They said yes - maybe two weeks.
Well here it is and they have provided it.
I ordered it the instant that I saw it available.


----------



## aaco (Feb 28, 2009)

I love my decal girl skin! It's called Dots Grey:


My partner has ordered five different skins from decal girl. (He also has 3 different covers!)


----------



## Patricia (Dec 30, 2008)

I love the Decal-girl skins!  But I'd love to be able to change them easily.  My understanding is that you have to be very careful taking the old ones off, as they might stretch and they also don't stick as well after.  Has anyone had experience with this?  I see several that I'd love to get, but I don't want to be just throwing the old ones away.


----------



## pomlover2586 (Feb 14, 2009)

I like the quest skin! It's very cool!


----------



## KBoards Admin (Nov 27, 2007)

It's great how DecalGirl is expanding its offering of Kindle 1 and Kindle 2 skins - with new designs, a screen protector, and the availability of make-your-own custom skins.


----------



## DD (Nov 9, 2008)

Oh my goodness! I just saw Goldball and Cosmic River! I love both of them. But I already have Disarray and Starry Night. I'm going to have to buy more Kindles because I don't want to keep changing them.


----------



## Meemo (Oct 27, 2008)

Harvey said:


> It's great how DecalGirl is expanding its offering of Kindle 1 and Kindle 2 skins - with new designs, a screen protector, and the availability of make-your-own custom skins.

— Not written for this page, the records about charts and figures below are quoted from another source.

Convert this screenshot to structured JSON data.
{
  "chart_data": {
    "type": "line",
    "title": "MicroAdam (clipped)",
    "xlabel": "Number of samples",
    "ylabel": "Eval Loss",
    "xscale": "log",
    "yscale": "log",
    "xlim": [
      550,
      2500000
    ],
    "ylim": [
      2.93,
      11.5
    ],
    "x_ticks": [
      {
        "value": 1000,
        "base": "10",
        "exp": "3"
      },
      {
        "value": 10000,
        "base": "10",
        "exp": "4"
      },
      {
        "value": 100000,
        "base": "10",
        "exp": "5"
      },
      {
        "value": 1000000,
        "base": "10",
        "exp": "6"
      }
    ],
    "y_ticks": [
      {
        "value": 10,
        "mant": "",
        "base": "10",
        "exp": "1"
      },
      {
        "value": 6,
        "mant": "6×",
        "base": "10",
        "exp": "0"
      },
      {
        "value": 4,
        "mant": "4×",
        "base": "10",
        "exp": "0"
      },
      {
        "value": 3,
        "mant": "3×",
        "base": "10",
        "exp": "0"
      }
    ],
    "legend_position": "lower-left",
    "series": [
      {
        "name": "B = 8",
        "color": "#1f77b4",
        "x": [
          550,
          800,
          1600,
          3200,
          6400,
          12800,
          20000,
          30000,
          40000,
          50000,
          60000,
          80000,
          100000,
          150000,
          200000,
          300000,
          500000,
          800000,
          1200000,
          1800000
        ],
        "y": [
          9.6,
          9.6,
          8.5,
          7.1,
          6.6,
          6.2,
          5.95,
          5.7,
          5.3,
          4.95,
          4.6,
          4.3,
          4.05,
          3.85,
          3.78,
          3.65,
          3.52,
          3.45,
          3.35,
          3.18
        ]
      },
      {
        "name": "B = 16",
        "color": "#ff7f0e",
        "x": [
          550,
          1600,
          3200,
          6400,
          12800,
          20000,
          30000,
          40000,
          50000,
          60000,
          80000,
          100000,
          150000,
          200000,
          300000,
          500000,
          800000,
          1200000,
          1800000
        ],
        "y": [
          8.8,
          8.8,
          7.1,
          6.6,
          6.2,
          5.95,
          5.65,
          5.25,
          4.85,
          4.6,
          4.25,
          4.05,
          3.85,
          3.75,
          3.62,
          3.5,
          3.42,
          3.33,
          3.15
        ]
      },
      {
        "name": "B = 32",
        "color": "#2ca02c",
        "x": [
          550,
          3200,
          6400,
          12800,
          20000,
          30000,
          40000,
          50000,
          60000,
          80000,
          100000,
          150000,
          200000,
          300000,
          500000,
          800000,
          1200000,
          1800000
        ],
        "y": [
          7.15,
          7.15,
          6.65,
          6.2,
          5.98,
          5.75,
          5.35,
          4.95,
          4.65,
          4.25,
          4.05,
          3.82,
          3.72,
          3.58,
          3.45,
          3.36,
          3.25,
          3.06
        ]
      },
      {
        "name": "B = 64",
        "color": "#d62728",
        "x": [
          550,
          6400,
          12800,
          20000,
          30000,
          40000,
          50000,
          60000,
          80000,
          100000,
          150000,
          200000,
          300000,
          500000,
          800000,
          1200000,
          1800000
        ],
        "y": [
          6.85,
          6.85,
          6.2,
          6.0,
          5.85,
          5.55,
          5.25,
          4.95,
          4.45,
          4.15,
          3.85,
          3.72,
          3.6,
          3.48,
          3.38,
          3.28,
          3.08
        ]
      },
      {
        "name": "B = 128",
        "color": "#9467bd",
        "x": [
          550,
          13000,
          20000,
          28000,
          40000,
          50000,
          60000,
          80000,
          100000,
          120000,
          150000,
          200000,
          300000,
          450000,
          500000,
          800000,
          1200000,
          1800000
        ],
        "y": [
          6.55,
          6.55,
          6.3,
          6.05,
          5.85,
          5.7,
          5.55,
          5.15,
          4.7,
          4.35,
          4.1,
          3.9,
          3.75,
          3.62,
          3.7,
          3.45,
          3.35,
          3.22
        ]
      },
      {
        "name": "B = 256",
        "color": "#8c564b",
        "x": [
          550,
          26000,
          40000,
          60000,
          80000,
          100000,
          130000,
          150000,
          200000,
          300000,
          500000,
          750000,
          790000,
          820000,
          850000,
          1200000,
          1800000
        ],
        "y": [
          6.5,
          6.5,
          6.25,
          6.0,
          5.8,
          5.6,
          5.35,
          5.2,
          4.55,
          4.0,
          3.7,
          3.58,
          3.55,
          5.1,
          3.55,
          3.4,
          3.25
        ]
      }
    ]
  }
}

I was just noticing the new K1 skins today - and next time I order a skin I'm getting a screen protector. Didn't think I needed one...until my granddaughter scratched my screen.  Now I'm a believer.


----------



## kim (Nov 20, 2008)

Meemo said:


> I was just noticing the new K1 skins today - and next time I order a skin I'm getting a screen protector. Didn't think I needed one...until my granddaughter scratched my screen.  Now I'm a believer.


Oh, Meemo, that's sad. I hope your screen isn't too bad. My heart hurts a little for you, I truly think I would cry. I get kind of stressed out whenever the dog or cat start playing around me when I'm reading my K.

I hope your granddaughter is OK, you weren't to hard on her I hope.


----------



## Jaasy (Feb 28, 2009)

Wow, DecalGirl has some nice new skins...


----------



## DD (Nov 9, 2008)

Thanks for adding the pictures, Harvey.  You're always on top of things.


----------



## Meemo (Oct 27, 2008)

kim said:


> Oh, Meemo, that's sad. I hope your screen isn't too bad. My heart hurts a little for you, I truly think I would cry. I get kind of stressed out whenever the dog or cat start playing around me when I'm reading my K.
> 
> I hope your granddaughter is OK, you weren't to hard on her I hope.


She's fine, and the scratch isn't too bad - I'm more angry with myself because I was holding the Kindle when she did it - I just wasn't paying enough attention to what she was doing. Three-year-old with a mini-Slinky in her hand should not be close to a Kindle! I just try to hold it now so that the light doesn't show up the scratch - it could've been MUCH worse.

Denial is everything...


----------